Other questions are manifold. Are our coaches good enough? How can we persuade this generation and future generations of throwers and jumpers that the world of international athletics is for them? Should we, as an act of positive discrimination put our best throwers and jumpers on a par with track athletes as far as funding and support goes? These and other questions we’ll look at in Part Two next week.
Not Enough Doping
Of course it would not have been a world championship without a selection of doping stories. The most typical of the propaganda emanating from the governing bodies and WADA (World Anti Doping Agency) came from the IAAF who felt the need to tell the world that there was one “suspicious” sample from the 1060 tests undertaken.
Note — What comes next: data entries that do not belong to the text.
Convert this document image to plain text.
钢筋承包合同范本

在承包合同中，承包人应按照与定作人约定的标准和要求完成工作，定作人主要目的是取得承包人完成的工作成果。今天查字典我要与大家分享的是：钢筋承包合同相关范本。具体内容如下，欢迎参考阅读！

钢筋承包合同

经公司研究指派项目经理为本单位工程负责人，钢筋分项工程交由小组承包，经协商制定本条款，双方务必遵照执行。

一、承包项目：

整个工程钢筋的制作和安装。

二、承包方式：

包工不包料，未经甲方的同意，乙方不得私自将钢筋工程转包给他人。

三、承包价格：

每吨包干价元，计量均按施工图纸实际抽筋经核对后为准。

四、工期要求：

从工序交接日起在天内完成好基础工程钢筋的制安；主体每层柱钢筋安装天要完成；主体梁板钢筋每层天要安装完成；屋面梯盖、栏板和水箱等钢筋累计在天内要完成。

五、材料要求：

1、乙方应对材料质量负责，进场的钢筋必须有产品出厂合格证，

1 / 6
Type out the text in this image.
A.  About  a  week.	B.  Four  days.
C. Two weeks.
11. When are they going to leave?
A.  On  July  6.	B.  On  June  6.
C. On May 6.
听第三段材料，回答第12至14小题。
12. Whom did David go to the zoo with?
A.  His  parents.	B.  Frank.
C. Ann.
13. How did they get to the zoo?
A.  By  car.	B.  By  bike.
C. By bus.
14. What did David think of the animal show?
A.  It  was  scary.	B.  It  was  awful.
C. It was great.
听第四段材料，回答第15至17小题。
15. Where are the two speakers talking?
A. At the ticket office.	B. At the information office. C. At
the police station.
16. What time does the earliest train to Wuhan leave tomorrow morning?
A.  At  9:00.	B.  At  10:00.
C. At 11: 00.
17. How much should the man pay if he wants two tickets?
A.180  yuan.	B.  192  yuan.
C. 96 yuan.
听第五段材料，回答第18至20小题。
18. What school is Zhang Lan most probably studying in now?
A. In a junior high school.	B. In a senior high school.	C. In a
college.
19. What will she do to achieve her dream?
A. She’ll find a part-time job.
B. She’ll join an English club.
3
The emphasis was, you will have noticed, not on the fact that 1059 tests were negative but on the fact that one was “suspicious.” Instead of praising the fact that, taking the figures as an indicator, the championships were virtually clean and drug testing is working there was a seemingly pressing need to highlight the one possible positive sample.
The IAAF may have been, quite rightly, pre-empting a possible leak from the Japanese laboratory but it, the IOC (International Olympic Committee) and WADA are crying wolf too often. The testing figures from Osaka are in line with the annual testing figures of the past decade or more that show drug taking in athletics at less than one percent – hardly the huge menace to sport that is constantly being hammered home.
Meanwhile in Britain Heike Dreschler and Christine Ohuruogu were inciting the wrath of the seedier sections of the press deprived as they were, by the lack of a drug positive, of their only reason to cover the championship.
Dreschler, a candidate (successful) for the IAAF Women’s Committee, was picked on because she had been a victim of the East German state-sponsored drug programme and Ohuruogu because she had the temerity to win the gold medal after having served her time for missing three tests (there was no such outcry when she was selected). Don’t let this be the face of 2012 screamed a headline accompanied by the worst possible photo of a contorted Christine in action they could find.
I wonder how the journalists concerned would have fared under the STASI in the GDR and whether they would have had the courage to defy the all enveloping secret police with its 400,000 agents and informers where an act of defiance would lead to the deprivation of livelihood, torture and harassment and even death, not only for the individual but for their family and friends as well. It was a modern day Inquisition. As for Christine, it seems that she probably fell foul of some editorial conference where the assembled hacks were looking for a new angle and she should treat it with the contempt it deserves.